The student exchange season is in full bloom when high school students wing off to another province or country on a class or cultural exchange.
Their purpose might be to compete in a skill like band, to learn another language while attending school and billeting with a family who lives in the second language, or to tour a foreign country and experience their cuisine and lifestyle.
Lengths of exchanges can vary from a few weeks to many months. Yet even after a brief time away, some teens come back with their priorities and outlook so rearranged we scarcely recognize our offspring.
At the age of 17, our firstborn joined Canada World Youth for a six month exchange to India. The plan was to divide the time equally between Canada and India but the assassination of Indira Gandhi juggled her travel dates.
You can imagine our misgivings, letting our daughter go off in the company of strangers to a distant country wracked by civil unrest.
Our girl departed leaving behind a wardrobe more coordinated than Sheldon Cooper’s, and a room with her belongings arranged as precisely as Sheldon’s boxes of breakfast cereal. He lines them up by percentage of fibre content.
When young people share lives of families in other cultures, they change in subtle ways. Canada World Youth is known for influencing their values and attitudes, increasing open-mindedness and confidence, as well as allowing them to hone their communication, learning, and organizational skills.
She returned robbed of organizational skills, upended her suitcase on her bedroom floor and for days walked over her clothes as though they were a throw rug. Gone were her coordinated outfits in styles sanctioned by her age group. She wore mismatched colours and gauzy skirts down to her ankles. I fretted, “Our daughter has become a flower child!”
She had also become a strict vegetarian – no more bacon, pork chops, fried chicken or hamburgers.
A major benefit of letting young people travel is parents’ realization their children are far more capable than we think. Our daughter told of eating foods I couldn’t even spell; had coped with monkeys screaming at the bars of her bedroom window, fed silkworms, and ridden trains notorious for overcrowding.
At the time our daughter embarked on an introductory three months with her Indian counterparts at an outdoor camp in the Kootenays, thanks to overprotective parents she had never so much as slept over at a friend’s house.

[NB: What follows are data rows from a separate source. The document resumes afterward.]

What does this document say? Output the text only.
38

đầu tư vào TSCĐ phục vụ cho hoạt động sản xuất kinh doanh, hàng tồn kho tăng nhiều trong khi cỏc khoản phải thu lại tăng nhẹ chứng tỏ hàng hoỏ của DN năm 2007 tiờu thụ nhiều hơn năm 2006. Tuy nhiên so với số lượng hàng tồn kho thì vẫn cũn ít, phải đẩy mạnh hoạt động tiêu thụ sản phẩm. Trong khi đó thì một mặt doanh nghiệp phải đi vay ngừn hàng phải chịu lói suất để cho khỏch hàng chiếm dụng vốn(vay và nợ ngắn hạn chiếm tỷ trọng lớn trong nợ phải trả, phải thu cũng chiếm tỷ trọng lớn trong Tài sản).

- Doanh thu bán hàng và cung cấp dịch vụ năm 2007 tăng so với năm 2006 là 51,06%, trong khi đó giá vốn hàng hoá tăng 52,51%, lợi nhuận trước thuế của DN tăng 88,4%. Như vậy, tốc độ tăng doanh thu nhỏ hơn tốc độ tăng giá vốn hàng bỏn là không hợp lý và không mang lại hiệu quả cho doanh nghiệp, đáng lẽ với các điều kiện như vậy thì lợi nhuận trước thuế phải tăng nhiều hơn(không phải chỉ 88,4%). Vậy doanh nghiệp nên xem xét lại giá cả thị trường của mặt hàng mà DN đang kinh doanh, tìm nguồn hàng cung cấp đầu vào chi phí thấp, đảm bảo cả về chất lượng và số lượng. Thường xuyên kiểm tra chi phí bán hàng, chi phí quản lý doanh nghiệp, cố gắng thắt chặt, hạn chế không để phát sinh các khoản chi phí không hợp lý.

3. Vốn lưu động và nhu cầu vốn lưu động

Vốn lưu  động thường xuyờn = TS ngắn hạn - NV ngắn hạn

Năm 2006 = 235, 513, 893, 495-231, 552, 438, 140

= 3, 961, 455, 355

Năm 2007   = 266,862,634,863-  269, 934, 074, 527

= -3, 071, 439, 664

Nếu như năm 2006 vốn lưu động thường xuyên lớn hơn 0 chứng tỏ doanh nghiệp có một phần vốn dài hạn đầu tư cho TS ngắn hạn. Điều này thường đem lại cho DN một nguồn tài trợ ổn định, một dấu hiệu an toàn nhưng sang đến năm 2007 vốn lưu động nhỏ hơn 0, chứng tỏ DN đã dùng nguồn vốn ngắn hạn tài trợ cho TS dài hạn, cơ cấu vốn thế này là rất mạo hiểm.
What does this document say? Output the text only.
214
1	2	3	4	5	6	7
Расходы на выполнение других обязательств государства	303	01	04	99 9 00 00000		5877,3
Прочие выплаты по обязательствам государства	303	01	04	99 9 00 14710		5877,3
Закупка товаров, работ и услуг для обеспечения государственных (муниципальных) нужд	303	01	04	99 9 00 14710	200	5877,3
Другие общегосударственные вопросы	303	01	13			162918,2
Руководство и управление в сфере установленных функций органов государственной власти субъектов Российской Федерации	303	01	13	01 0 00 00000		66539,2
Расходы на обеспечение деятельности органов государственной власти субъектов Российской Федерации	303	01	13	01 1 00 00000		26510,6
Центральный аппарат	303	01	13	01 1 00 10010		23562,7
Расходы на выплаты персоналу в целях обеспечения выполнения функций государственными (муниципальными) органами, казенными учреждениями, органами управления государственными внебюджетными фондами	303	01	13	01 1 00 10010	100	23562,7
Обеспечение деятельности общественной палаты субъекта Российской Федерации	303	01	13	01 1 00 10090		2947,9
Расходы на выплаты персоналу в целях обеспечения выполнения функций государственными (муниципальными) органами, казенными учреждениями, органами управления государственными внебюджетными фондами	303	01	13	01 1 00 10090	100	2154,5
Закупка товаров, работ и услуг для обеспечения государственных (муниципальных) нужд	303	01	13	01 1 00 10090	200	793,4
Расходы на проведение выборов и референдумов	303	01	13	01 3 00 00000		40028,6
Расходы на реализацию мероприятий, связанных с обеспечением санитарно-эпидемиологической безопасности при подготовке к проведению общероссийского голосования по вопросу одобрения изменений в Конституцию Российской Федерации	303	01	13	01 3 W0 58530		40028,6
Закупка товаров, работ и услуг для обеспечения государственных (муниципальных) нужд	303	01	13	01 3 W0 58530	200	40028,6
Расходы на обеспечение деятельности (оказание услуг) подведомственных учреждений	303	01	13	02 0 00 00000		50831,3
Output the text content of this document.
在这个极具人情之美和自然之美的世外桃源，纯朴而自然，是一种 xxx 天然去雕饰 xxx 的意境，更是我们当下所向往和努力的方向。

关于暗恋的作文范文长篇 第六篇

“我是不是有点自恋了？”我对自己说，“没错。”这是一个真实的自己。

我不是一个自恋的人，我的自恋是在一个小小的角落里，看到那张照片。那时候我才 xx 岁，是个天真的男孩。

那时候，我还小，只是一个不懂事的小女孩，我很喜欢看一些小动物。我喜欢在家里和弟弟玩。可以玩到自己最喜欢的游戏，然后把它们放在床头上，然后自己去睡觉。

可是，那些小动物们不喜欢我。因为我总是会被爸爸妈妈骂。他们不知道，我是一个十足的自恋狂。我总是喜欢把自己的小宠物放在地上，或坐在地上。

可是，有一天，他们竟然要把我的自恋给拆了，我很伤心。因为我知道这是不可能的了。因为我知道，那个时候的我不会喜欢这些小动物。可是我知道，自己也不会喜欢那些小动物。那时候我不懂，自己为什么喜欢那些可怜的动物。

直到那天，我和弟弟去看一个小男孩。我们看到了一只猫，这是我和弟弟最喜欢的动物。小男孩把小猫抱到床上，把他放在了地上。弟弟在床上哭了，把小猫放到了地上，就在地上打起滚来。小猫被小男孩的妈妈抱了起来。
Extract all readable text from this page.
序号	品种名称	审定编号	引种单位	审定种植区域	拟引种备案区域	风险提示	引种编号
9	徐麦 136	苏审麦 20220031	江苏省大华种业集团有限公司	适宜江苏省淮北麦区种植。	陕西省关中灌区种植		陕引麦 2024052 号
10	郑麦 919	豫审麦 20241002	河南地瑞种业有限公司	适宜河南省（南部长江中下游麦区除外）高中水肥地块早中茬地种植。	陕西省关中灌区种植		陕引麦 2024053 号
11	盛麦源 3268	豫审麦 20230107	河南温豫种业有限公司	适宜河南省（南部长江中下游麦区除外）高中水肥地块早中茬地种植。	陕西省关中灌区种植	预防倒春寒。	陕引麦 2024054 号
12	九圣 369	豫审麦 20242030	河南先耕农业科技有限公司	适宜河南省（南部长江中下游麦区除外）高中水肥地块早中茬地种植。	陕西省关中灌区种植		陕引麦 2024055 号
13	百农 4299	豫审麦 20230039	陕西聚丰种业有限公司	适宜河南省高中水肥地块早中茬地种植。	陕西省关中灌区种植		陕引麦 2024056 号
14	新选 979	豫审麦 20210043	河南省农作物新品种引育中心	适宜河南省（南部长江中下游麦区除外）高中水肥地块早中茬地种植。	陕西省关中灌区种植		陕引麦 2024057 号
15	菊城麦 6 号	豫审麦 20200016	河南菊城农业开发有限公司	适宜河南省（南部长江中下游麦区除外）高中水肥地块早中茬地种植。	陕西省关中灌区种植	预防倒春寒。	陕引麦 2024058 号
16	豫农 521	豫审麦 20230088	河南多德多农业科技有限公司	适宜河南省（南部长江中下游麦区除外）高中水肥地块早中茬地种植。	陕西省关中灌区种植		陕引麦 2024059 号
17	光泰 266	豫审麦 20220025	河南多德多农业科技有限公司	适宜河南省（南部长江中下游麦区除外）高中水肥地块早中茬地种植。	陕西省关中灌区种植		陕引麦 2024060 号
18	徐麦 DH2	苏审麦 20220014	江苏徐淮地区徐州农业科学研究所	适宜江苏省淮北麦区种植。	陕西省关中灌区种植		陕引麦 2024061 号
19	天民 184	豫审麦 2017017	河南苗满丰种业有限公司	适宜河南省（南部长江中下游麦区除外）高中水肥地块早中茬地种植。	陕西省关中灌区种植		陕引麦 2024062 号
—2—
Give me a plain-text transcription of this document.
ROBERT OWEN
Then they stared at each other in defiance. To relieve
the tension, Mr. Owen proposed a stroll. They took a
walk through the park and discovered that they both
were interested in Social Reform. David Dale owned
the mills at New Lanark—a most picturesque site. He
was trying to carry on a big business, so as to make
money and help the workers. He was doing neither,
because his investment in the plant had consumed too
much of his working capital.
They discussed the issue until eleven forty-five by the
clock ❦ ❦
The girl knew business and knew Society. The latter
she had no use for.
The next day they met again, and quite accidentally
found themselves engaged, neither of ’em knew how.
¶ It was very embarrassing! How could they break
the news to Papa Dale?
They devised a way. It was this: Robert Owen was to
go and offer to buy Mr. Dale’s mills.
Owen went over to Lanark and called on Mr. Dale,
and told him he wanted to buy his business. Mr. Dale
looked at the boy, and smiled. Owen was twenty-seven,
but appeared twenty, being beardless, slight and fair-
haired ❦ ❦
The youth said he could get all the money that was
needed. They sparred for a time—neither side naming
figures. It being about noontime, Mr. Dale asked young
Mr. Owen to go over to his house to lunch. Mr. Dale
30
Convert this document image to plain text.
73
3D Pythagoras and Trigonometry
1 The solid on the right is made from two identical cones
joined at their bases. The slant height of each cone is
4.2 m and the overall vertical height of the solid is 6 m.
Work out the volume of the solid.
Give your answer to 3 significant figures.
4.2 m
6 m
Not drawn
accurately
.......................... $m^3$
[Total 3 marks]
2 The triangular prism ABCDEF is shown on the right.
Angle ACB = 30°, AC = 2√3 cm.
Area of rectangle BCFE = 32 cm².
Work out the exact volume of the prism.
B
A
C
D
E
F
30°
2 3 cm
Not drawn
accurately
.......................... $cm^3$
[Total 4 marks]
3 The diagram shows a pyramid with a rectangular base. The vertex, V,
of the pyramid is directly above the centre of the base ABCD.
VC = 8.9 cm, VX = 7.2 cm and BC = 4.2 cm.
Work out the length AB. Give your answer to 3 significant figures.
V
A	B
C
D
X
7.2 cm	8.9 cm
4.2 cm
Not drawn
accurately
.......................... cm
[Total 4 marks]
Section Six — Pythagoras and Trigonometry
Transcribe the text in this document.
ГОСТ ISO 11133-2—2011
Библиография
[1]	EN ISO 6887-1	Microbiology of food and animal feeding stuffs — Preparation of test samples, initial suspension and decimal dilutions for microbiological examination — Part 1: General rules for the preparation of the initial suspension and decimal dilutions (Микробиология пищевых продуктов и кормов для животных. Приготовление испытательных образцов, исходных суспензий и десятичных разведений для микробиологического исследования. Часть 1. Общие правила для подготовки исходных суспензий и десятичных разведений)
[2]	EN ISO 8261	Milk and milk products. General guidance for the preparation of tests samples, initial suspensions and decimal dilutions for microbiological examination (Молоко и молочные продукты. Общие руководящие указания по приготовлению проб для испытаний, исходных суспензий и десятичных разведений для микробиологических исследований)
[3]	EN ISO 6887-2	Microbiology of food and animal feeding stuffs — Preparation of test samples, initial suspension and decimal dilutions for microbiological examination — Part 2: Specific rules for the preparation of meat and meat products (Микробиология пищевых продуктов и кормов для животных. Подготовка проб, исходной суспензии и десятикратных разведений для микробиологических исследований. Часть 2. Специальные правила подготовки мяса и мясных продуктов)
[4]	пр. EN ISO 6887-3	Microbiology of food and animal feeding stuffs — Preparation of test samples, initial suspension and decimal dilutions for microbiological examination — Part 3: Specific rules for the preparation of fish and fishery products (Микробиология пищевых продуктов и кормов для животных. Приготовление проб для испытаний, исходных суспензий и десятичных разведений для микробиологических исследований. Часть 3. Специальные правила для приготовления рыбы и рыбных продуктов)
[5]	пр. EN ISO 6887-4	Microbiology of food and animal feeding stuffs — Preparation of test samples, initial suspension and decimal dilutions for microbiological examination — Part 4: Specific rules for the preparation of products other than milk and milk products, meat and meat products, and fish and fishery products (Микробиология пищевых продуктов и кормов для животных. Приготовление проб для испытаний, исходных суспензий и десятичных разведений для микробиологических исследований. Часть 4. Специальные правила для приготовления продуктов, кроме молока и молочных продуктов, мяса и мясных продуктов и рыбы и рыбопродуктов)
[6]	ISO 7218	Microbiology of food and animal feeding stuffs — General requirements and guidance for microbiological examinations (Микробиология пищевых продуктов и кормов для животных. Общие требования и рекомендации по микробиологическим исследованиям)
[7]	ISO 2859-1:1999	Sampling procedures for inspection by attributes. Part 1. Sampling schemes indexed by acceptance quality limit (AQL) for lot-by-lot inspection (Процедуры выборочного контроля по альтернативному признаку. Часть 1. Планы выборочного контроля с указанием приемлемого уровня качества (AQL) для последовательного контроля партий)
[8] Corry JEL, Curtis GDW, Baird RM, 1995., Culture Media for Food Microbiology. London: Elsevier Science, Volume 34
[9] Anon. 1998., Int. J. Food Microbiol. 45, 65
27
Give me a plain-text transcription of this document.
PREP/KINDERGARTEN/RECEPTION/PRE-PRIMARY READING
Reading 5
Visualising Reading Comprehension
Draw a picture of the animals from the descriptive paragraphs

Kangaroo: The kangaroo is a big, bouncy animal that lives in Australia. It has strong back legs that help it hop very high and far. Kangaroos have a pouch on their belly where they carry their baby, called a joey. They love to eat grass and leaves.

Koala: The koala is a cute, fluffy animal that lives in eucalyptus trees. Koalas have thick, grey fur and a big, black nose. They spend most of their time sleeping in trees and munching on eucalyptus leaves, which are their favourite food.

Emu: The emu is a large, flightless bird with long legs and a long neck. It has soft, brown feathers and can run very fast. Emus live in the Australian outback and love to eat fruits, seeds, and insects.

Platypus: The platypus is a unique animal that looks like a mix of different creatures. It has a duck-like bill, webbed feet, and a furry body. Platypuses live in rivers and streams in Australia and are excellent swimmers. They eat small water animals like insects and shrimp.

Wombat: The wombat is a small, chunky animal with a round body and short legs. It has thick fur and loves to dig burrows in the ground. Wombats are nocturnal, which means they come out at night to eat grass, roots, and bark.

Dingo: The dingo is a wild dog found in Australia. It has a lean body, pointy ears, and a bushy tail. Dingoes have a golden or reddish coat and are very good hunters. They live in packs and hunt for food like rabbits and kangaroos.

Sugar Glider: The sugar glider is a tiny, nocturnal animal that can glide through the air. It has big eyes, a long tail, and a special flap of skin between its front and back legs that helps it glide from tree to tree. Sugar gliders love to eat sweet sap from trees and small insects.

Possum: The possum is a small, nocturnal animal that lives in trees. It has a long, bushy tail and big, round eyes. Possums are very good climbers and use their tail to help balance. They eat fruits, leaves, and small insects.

Nonetheless, she undertook the distant sojourn undaunted by my last minute caution – “If things go wrong, don’t panic. Think first, then seek help.” I might have been counselling myself.
This was years before laptops, cell phones and other social media. In India, the participants bunked with families living in rudimentary rural homes. Any notion of phoning Mom and Dad was out. During her months away, we received three letters from her. Well acquainted with anxious parents, Canada World Youth gave us only their main access number. I phoned it once to check on her safety after a flood.
With today’s media access, chances are every exchange student carries a laptop or smartphone capable of updating Mom and Dad multiple times a day.
Though my memory of her first weeks home have faded, I do recall worrying she might have lost her career drive.
I worried needlessly. Although she chose a new career goal, she reset her compass and drove for it full tilt, enrolled mostly in distance education courses. Through student loans and flipping hamburgers, she financed her way to two degrees and eventually a Masters.